Очутившись в Нью-Йорке, я не позвонил тебе - первым делом бросился по улицам, хотелось закружиться в вихре города, любимого мной и вполне, оказывается, благополучного: война не оставила на нем ни малейшего отпечатка. С ходу я отмахал шесть-семь километров до Централ-парка прямиком по Бродвею с его урнами, дымящимся мягким асфальтом, разноцветными машинами, безликими прическами, банковскими стеклами, за которыми клиенты как в зале ожидания пассажиры в никуда, сероватыми церквами, куда забегает прихожанин почитать на краю гробницы позапрошлого века биржевые новости в газете цвета лежалого апельсина, с небоскребами - помесь минарета и турецкой бани, с завываньем и кривляньем торгашей - вонючих сицилийцев, гнусавых литовцев, с аукционом прямо на улице рубашек б/у, а вот кому две дюжины по цене одной штуки, с неоновыми вывесками, свиристящими в три ночи, как мильон сверчков, с раздавленными хлюпающими под ногой сосисками, с бомжами и увальнями-полицейскими, хватающими их за шиворот и шваркающими на мостовую, как мешок картошки, с миллионерами в рубашках на военно-морскую тематику - морской бой в десяти картинах, с дамскими шляпками - фруктовыми корзинами и свисающими вишенками, с мороженым, похожим на баварский замок, с говором, острым, как ножницы для стрижки собак, или мягким, как жвачка, к которой прилип прохожий, пока зеленый свет, на пешеходной дорожке под носом автобуса, с толстогубыми вихлястыми неграми, с дочками-госпожами и мамами-рабынями, с облаками-улитками, поспешающими на службу в небо, а на нем - как магазинная штора: вдруг вжик, и кончен бал, с изящными мостами к Господу Богу, словно ждущими явления Его, вход на мост с того света три доллара двадцать пять центов, с рекой и свирепыми чайками, перерезающими белые и голубые лучи тысячевольтовых рекламных щитов.

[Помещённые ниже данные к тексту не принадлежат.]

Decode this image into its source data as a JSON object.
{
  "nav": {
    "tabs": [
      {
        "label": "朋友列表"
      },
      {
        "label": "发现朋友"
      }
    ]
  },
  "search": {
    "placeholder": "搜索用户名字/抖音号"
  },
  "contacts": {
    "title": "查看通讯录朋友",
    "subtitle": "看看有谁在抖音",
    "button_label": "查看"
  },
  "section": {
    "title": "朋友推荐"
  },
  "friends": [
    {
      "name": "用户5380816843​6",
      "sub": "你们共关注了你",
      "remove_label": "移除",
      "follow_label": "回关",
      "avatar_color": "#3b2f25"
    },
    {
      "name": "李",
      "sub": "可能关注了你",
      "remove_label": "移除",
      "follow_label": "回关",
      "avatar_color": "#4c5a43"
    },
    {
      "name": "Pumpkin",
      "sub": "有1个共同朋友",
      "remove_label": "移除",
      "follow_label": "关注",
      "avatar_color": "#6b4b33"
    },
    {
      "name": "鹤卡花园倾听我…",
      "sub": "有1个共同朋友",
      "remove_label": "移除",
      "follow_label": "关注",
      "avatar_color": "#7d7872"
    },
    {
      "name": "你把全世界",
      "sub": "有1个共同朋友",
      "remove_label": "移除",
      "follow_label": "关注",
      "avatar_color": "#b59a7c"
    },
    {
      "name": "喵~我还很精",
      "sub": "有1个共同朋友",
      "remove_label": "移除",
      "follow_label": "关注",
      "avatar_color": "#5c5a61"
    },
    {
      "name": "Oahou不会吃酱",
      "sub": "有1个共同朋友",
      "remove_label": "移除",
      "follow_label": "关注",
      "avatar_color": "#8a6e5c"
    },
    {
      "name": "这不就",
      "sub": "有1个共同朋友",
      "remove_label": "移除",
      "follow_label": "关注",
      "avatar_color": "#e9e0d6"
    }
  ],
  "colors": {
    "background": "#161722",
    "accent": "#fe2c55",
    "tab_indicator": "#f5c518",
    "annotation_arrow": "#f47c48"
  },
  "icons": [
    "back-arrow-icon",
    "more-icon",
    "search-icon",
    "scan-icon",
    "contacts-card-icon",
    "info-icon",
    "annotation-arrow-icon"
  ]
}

Я остановился в гостинице 'Астор' в центре Таймс-сквера. Как хорошо было бродить в нью-йоркской толпе. Она казалась мне безалаберней и вольней европейской, особенно в манере одеваться и говорить. Слова грубы и свежи и сразу к делу: есть, работать, платить, спать. Я сливался с миром, то ли бессознательным, то ли сознававшим, что не может слишком много, а мне это было не важно, здесь я любил все и вся, а в Европе пришлось бы выбирать, одобрив одних и осудив других. Я лопал гамбургеры и сандвичи с копченой колбасой. Покупал свободные яркие тряпки, в них легко дышалось после всех армейских удавок. Утешался причудливыми розовыми и лазоревыми зданиями после обгорелых берлинских и прирейнских руин. Сходил в Гарлем, в 'Савой' на Дюка Эллингтона, обитавшего в музыкальной стихии гордым гибким тигром. Побывал в 'Райансе' на Расселле, свистящем, как змея, и тонком, как лиана- скороспелка. В кабаре 'Сэсайети Даунтаун' послушал Фэтса Уоллера с шикарными зубами-клавишами и клавишами-зубами, по которым скакали пальцы- сардельки. Однажды, слегка под мухой, я сидел на 133-й улице у лиловой кудрявоглазой мулатки и долго-долго ласкал ее. Я ведь тоже против расизма, я за кожу и рожу, за экстаз и за оргазм. На другое утро, проголодавшись духовно, я побежал в Музей современного искусства, посмотрел на 'Гернику', но она не насытила меня, а вызвала раздраженье и ненависть. Зато 'Уснувшая цыганка' Таможенника Руссо пришлась мне очень по вкусу, подпитав мою новорожденную, робкую поэтическую горячку.
Теперь, окрепнув на приятных видениях и ощущениях, я был готов к тебе. Ты бросилась мне в объятья, я расчувствовался и не смог гармонию поверить алгеброй. Я тоже бросился навстречу. Отец растрогался - впервые в жизни. Ты ахала и охала на все лады - и радость выражала, и надеялась междометиями остановить прекрасное мгновенье. Количество превосходных степеней в твоей речи подошло к критической массе. Атмосфера рая царила в твоих двух комнатах, отпечатавшись на диване, шкафах, лампе, ковре, картинах. Вдобавок всюду анемоны, пирожные, золотые ленточки, побрякушки, словно сегодня, с опозданием в двадцать лет, день рождения ребенка, которого в мечтах, с тоски по нему, превратили в ангела. Мы говорили и говорили, но рассказы не становились четкой картиной. Ты сказала - мирная жизнь все излечит, и спросила, не скрываю ль, что ранен, болен или психически чем-нибудь угнетен? Я сказал - нет, что ты, просто я уже не мальчик, не тот сытый голубок, что нехотя клюет крупку судьбы.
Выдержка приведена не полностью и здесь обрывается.